Os instrutores, nesse caso guincheiros que já atuam há  tempo na estiva, devem promover espaços de debate e reflexão que visam fomentar o compartilhamento de experiências singulares e coletivas.  O treinamento teórico/simulado fornece subsídios para a atuação no real, porém ele não consegue e nunca conseguirá abarcar a multiplicidade e a variabilidade presente em cada situação de trabalho, pois a atividade escapa qualquer tentativa de enquadramento. Uma vez que a simulação antecipa a atividade, enquanto norma antecedente, ela deve estar em congruência com a atividade real dos guincheiros.  O guindaste em movimento não é uma simples máquina, mas um acoplamento complexo entre o corpo e a máquina que torna possível lidar e gerir as imprevisibilidades. Trabalhar é confrontar cotidianamente com o prescrito, a tarefa. A atividade extrapola as normas, ela produz saberes, produz desvios e fissuras naquilo que é pensado de antemão.  Em atividade, portanto, os trabalhadores reinventam meios ao burlarem os procedimentos, não por indisciplina ou por simples transgressão, mas como forma de dar conta da complexidade que o real comporta . No caso dos guincheiros, se os mesmos seguissem as prescrições de modo restrito, uma crise nos meios de produção se instauraria. Desse modo, percebemos que os modos de operar são mutáveis de acordo com as experiências vividas no cotidiano dos embarques, nas repetições e aprimoramentos das técnicas, no desenvolvimento de novos saberes. Seriam os guincheiros, então, camaleões que se adaptam as novas formas de trabalho , transformando a si e a atividade, a cada nova experiência vivida? E inclua no decorrer do percurso uma ampla visão dos modos operatórios, a “apreensão do saber tecnológico, a valorização da cultura do trabalho e a mobilização à tomada de decisão” . 
Ao entendermos que o meio é dotado de componentes da ordem do imprevisível, a atividade jamais poderá ser padronizada, muito menos reduzida à simulação. Ao propormos uma discussão acerca treinamento dos guincheiros, chamamos a atenção para que tal processo paute em debate as invenções e recriações dos guincheiros promovidas na atividade. Entendemos que o formar não deve ser reduzido a conformações e automatismos. O processo de formação carece de abranger os saberes da atividade, ao que Schwartz denomina de “saberes investidos”, produzidos nas aderências e nos desvios gestionários da atividade. Esses saberes, encontram-se encarnados no corpo e são frutos do engajamento dos sujeitos no trabalho. Ao trabalhar, o guincheiro é confrontado nos encontros que se constituem com os outros trabalhadores da estiva, com os trabalhadores da capatazia,  com os prepostos dos operadores  com os “gringos” , com os instrumentos e as variabilidades a serem geridas, com seus anseios, sua história de vida e da história coletiva da estiva.

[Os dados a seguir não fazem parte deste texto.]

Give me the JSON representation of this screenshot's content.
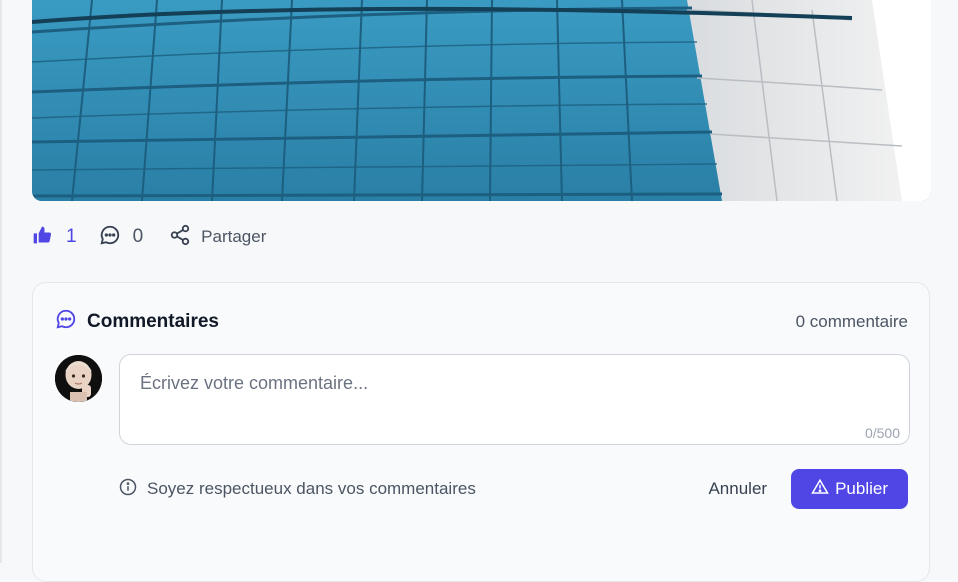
{
  "post": {
    "image_alt": "Building with blue glass facade"
  },
  "actions": {
    "likes": "1",
    "comments": "0",
    "share_label": "Partager"
  },
  "comments_section": {
    "title": "Commentaires",
    "count_label": "0 commentaire",
    "textarea_placeholder": "Écrivez votre commentaire...",
    "textarea_value": "",
    "char_counter": "0/500",
    "hint": "Soyez respectueux dans vos commentaires",
    "cancel_label": "Annuler",
    "publish_label": "Publier"
  },
  "colors": {
    "accent": "#4f46e5",
    "text_muted": "#4b5563",
    "border": "#e5e7eb"
  },
  "icons": {
    "like": "thumbs-up-icon",
    "comment": "speech-bubble-icon",
    "share": "share-icon",
    "section": "chat-bubble-icon",
    "info": "info-icon",
    "publish": "warning-triangle-icon"
  }
}
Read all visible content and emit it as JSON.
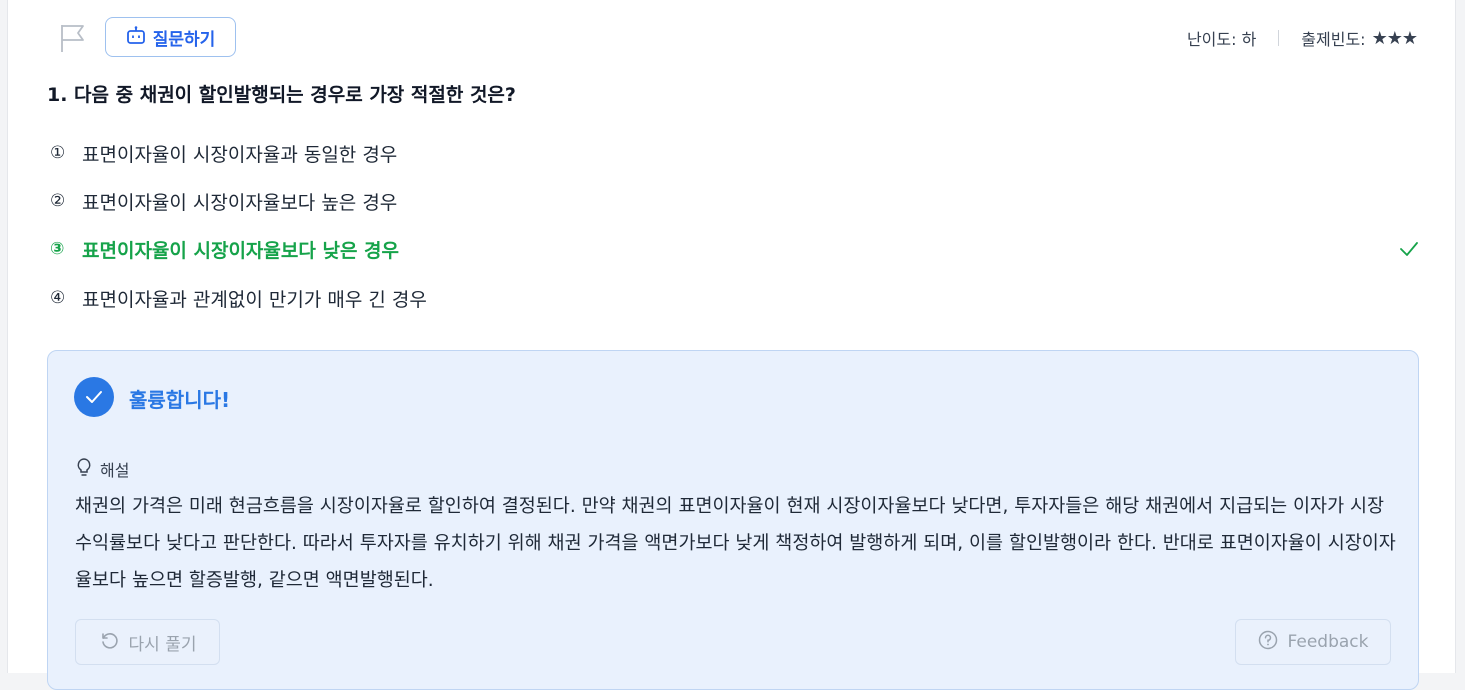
{
  "header": {
    "ask_label": "질문하기",
    "difficulty": "난이도: 하",
    "frequency": "출제빈도:",
    "frequency_stars": "★★★"
  },
  "question": {
    "text": "1. 다음 중 채권이 할인발행되는 경우로 가장 적절한 것은?",
    "options": [
      {
        "num": "①",
        "label": "표면이자율이 시장이자율과 동일한 경우"
      },
      {
        "num": "②",
        "label": "표면이자율이 시장이자율보다 높은 경우"
      },
      {
        "num": "③",
        "label": "표면이자율이 시장이자율보다 낮은 경우"
      },
      {
        "num": "④",
        "label": "표면이자율과 관계없이 만기가 매우 긴 경우"
      }
    ],
    "correct_index": 2
  },
  "result": {
    "title": "훌륭합니다!",
    "explanation_label": "해설",
    "explanation": "채권의 가격은 미래 현금흐름을 시장이자율로 할인하여 결정된다. 만약 채권의 표면이자율이 현재 시장이자율보다 낮다면, 투자자들은 해당 채권에서 지급되는 이자가 시장수익률보다 낮다고 판단한다. 따라서 투자자를 유치하기 위해 채권 가격을 액면가보다 낮게 책정하여 발행하게 되며, 이를 할인발행이라 한다. 반대로 표면이자율이 시장이자율보다 높으면 할증발행, 같으면 액면발행된다.",
    "retry_label": "다시 풀기",
    "feedback_label": "Feedback"
  },
  "colors": {
    "accent": "#2a78e4",
    "correct": "#16a34a",
    "result_bg": "#e9f1fd"
  }
}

Ou seja, a atividade de guincheiro se produz com uma série de vetores que tencionam a produção de um meio heterogêneo, complexo e infiel. A formação do guincheiro não se encerra no treinamento, ela é constante no decorrer da atividade, à medida que há uma dupla antecipação dos saberes que, por um lado, antecipa-a e, ao navio. Essa problemática pode servir como dispositivo para se pensar em um constante processo de formação dos guincheiros.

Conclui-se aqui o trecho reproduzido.